Austin shook his head resignedly. "All I can say is to be very careful. The Republic is still looking for an excuse to imprison you for life, and this is the perfect opportunity for them to find one." He pressed something into Anakin's hand. "You'll need this."

He looked at the lightsaber, astonished. "It's my old saber! Where did you get this?"

"Luke gave it to me awhile back," Austin explained. "Said it was found when vandals destroyed and looted Palpatine's palace. Some trooper must have found it on Cloud City and given it to the Emperor as a trophy. Luke said to give it to you when I judged you would need it, and this looks like a time where you'll need it." He squeezed Anakin's shoulder. "Be careful, man. Try not to do anything stupid, okay?"

"You forget you're talking to a Skywalker," Amethyst muttered. "Doing something stupid is an everyday occurrence for them."

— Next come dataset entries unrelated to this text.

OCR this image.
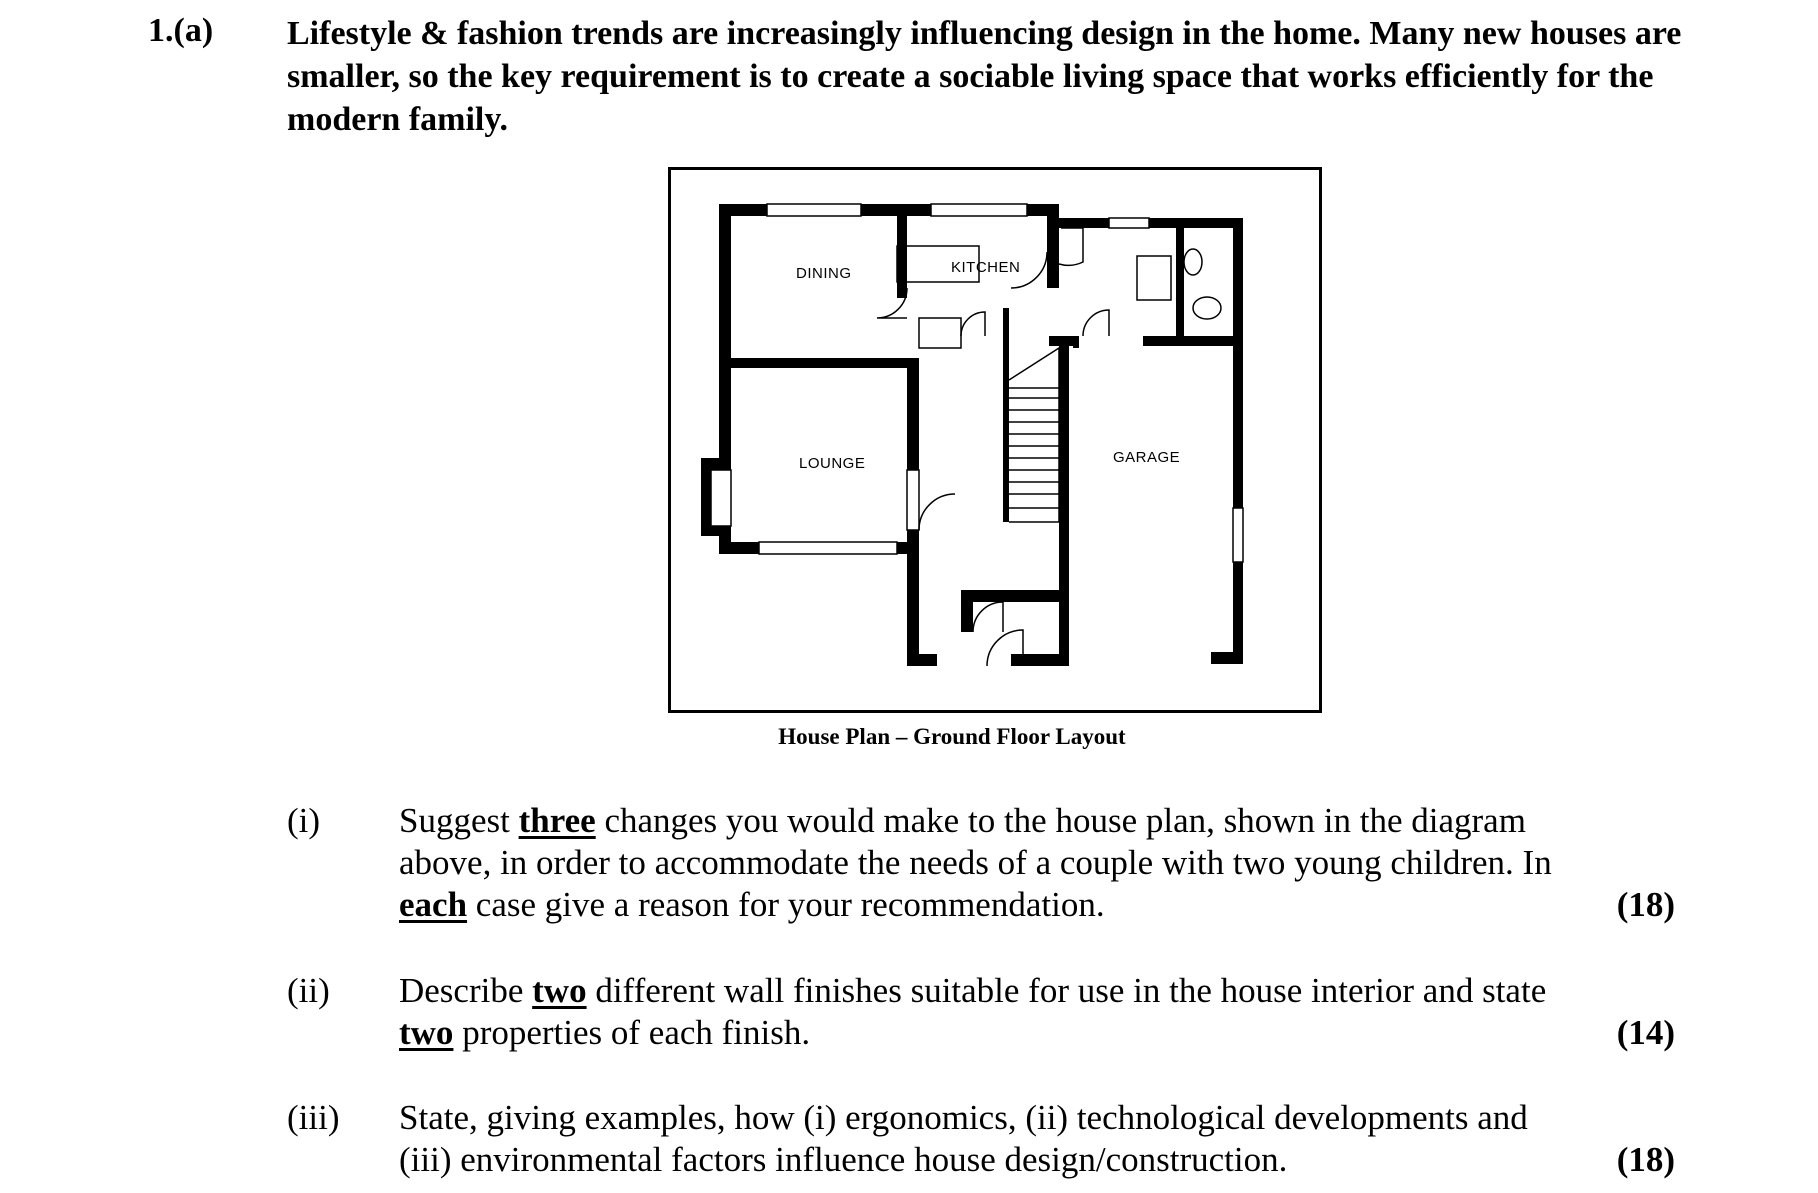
1.(a) Lifestyle & fashion trends are increasingly influencing design in the home. Many new houses are smaller, so the key requirement is to create a sociable living space that works efficiently for the modern family.
DINING	KITCHEN
LOUNGE	GARAGE
House Plan – Ground Floor Layout
(i) Suggest three changes you would make to the house plan, shown in the diagram above, in order to accommodate the needs of a couple with two young children. In each case give a reason for your recommendation.	(18)
(ii) Describe two different wall finishes suitable for use in the house interior and state two properties of each finish.	(14)
(iii) State, giving examples, how (i) ergonomics, (ii) technological developments and (iii) environmental factors influence house design/construction.	(18)
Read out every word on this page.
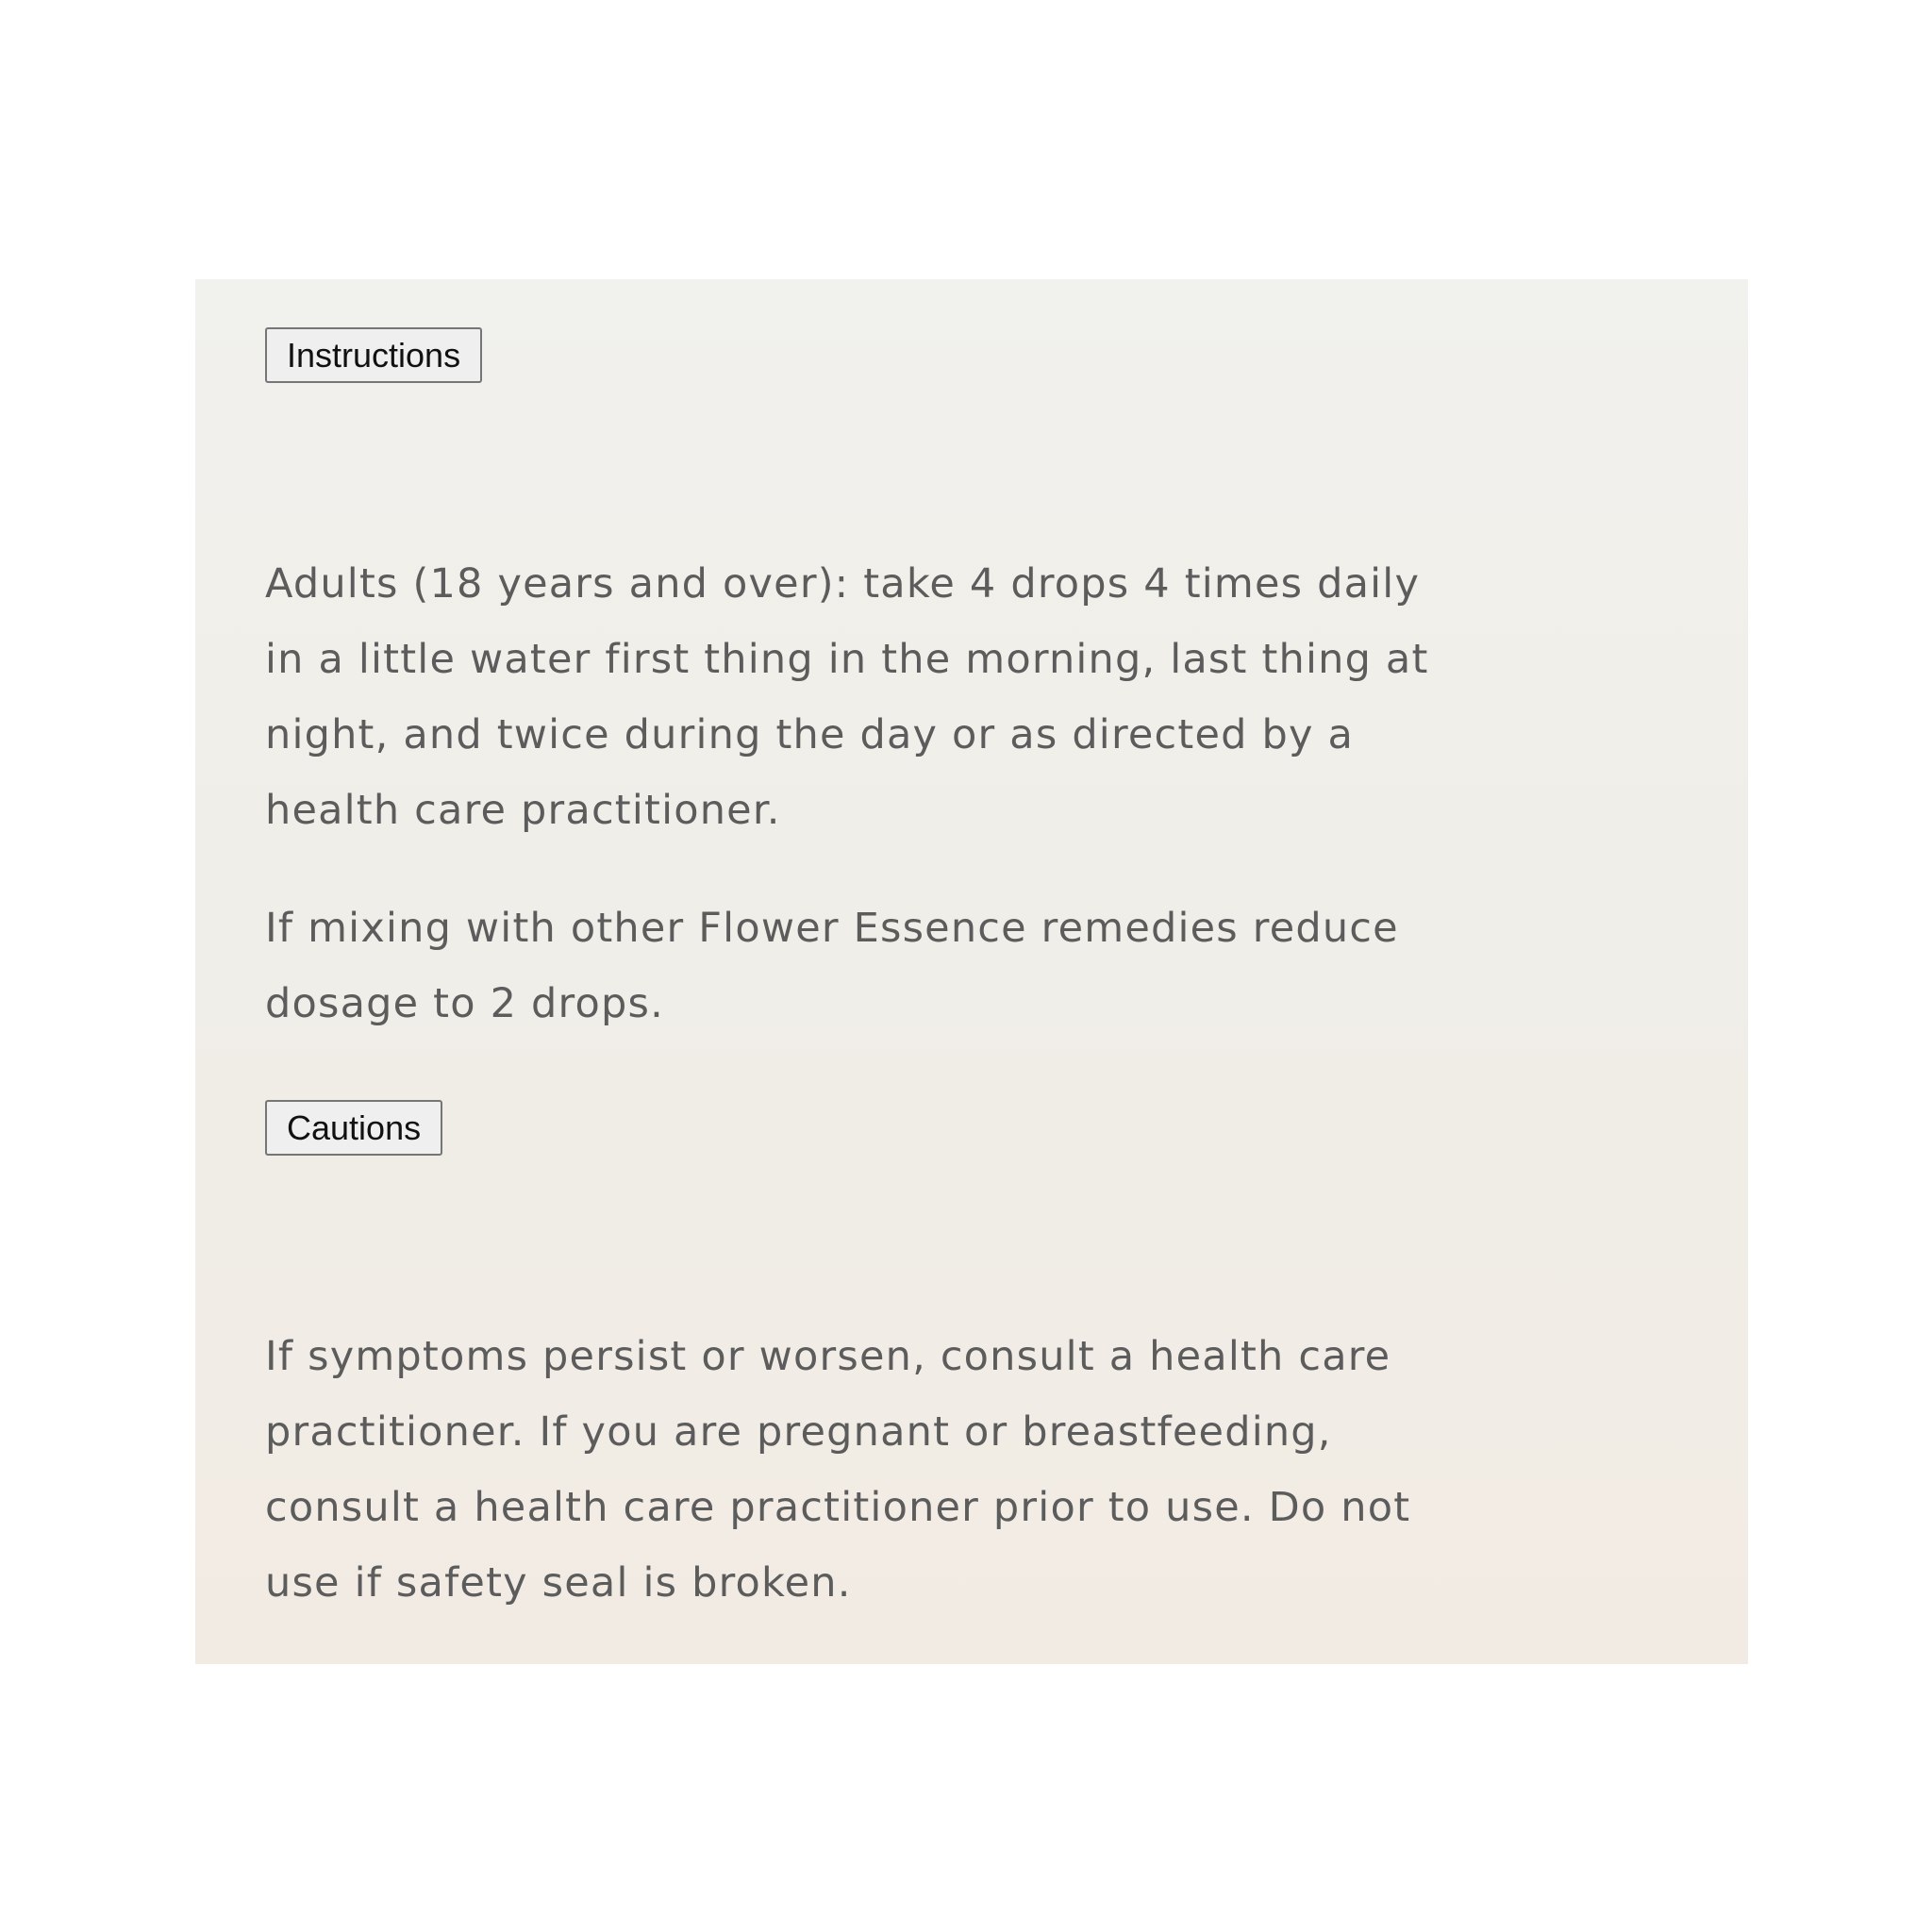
Instructions

Adults (18 years and over): take 4 drops 4 times daily in a little water first thing in the morning, last thing at night, and twice during the day or as directed by a health care practitioner.

If mixing with other Flower Essence remedies reduce dosage to 2 drops.

Cautions

If symptoms persist or worsen, consult a health care practitioner. If you are pregnant or breastfeeding, consult a health care practitioner prior to use. Do not use if safety seal is broken.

The troopers returned, dragging in a wildly protesting Vader impostor with an extremely foul mouth.

"Mr. Polowski," Anakin greeted. "Good of you to join us."

"Darth Polowski," he corrected. "Sith Warrior of the Sons of the Sith, who wishes to have no truck with a betrayer of the Sith Order."

"Sorry, hon, but you're gonna help Skywalker here," Mrs. Hendrix said. "You're gonna live in his apartment awhile. Pretend to be him so no one will notice he's gone."

Polowski laughed disdainfully. "Sorry, sister, but I don't take orders from Force-blinds."

/Strange, considering you're one/ thought Anakin. Aloud he said, "You will, however, do as I say. Much is at stake here."

Polowski called Anakin several names that prison inmates get beat up for repeating.

"Let me put it another way." He gave a small, nearly undetectable wave. "You will remain here and keep up appearances until I get back."

"I will remain here and keep up appearances until you get back," the impostor repeated in a monotone voice.

"Troops, watch over this man as if he were me and don't let him leave this apartment," Anakin told the soldiers. "Mrs. Hendrix, thank you. I owe you."

"Just pay your rent on time," she replied, giving him a hug.

---------

Sparky thought it interesting that Star City, of all places, had a spaceport while very few other cities on Earth had one. Of course, this wasn't much of a spaceport -- just a few gaps in the trees that the city charged people to park their ships in, plus a bar some brave entrepreneur had established close by. But still...

"What's your haul?" a fellow freighter pilot asked him, tossing back a glass of whiskey.

"Mostly X-wing parts," he told the Duros. "A few hyperdrive generators in the mix somewhere. My hands will have to sort it all out when we reach port on Nar Shadda."

"You can afford hands?"

"Well, they're not exactly hired help. Just two droids and a Wookie friend who's along for the ride. But they get the job done." He sipped a Coke. "What about you?"

"Durasteel ore. On its way to the Udara refineries." He took a peek out the window. "That guy better watch his driving or he's gonna kill someone."

Sparky looked to see a familiar red convertible shriek to a halt just outside the bar, laying down rubber the whole way. Anakin jumped out of the vehicle and strode into the establishment. The Duros' eyes went wide, and he excused himself.

"Anakin?" Sparky said questioningly as the Jedi approached his table.

"I need a lift to Tatooine, Sparky," he said quickly.

"But you're exiled..."

"I'll pay you double the standard fare. This is urgent. Luke is in serious danger..."

He didn't let him finish. "I'll take you free. My ship's in the second clearing over. You'll know it, it says INCOM on the side. But what about the Executor? Can't you take it to Tatooine?"

"It departed two weeks ago for an Ord Mantell shipyard. It needs repairs on its starboard sublight engines."

"I see. Got a comm? I need to tell Chewie and the droids to get us ready for takeoff."